I am also interested in physical and psychological boundaries that are formed between adult children and our parents. Certain behaviours or activities, and physical closeness are no longer seen as acceptable, and can even feel weird. I am curious about those moments of tension and taboo to raise the question of why these feelings arise and what makes them so uncomfortable?
Some of the images are more straight forward portraits, while others are layered and fragmented which creates my own world for the viewer to enter. Being a lesbian means that I am often othered and underrepresented; living in a heteronormative society it can be hard to imagine my past, present and future without much example.
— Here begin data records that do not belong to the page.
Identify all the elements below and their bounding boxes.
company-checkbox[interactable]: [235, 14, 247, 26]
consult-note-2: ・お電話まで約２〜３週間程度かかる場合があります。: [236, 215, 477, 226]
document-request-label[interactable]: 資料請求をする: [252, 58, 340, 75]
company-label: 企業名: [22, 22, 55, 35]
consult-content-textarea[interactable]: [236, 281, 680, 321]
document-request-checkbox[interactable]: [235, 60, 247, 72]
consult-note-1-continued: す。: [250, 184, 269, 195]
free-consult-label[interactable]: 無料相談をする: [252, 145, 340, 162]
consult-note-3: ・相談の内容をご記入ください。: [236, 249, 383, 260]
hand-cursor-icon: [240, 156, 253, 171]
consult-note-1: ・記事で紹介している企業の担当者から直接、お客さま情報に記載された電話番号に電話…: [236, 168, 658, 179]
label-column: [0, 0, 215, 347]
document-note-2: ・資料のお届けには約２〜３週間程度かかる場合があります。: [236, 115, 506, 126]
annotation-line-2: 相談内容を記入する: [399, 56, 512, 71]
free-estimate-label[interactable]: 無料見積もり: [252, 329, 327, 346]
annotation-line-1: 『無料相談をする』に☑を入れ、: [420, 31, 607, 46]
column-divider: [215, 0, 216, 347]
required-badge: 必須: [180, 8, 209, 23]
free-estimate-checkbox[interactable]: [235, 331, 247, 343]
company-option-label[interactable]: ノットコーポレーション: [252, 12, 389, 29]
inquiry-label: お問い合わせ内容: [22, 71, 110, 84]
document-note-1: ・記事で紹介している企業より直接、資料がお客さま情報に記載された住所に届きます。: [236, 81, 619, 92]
So these worlds act as places I would want to be real; interactions that could happen in a future where no one needs to hide their sexuality. The activities we are doing in some images speak to the way women are socialised to be intimate with one another, both physically and emotionally, through caretaking and other interactions which walks a fine line between desire, tension and intimacy.
The work is also about seeing my mother as the person she is, not just as a mother. Hinting at the sexism rampant in the ideas of motherhood and expectations on women, and their children, I display my mother’s sensuality, her aging body, our intimacy together and her with my lesbian partner to provoke questions as to why mothers and motherhood is in constant attack, and to ask why mother and daughter intimacy is labeled as perverse. Here I show my mother and look at her as a whole person.
My practice in general is concerned with the historical trajectory in art of women being overly sexualised and objectified, particularly when shown in the nude, mostly made by men, for other men. In this work, I am a lesbian looking at my mother, myself and my partner. I look at adult women s bodies differently, with the option of reconsidering how women can be viewed, and invite the audience to do the same."
Jeanette Spicer has received grants from The Penumbra Foundation, The New York Foundation For the Arts, The Queens Council and The Magenta Foundation. She has shown her work at Rencontres d Arles, Baxter Street Camera Club and Weitman Gallery in St.Louis, among other spaces. Spicer s series, To the Ends of the Earth was acquired by The Brooklyn Museum in 2025.
Spicer published her first monograph Sea(see) with Kris Graves Projects in 2018, and To the Ends of the Earth with GOST Books in 2024, which is shortlisted for the Rencontres d Arles Photo Book Award in 2025. She received her MFA from Parsons the New School for Design. Spicer lives and works in Queens, New York.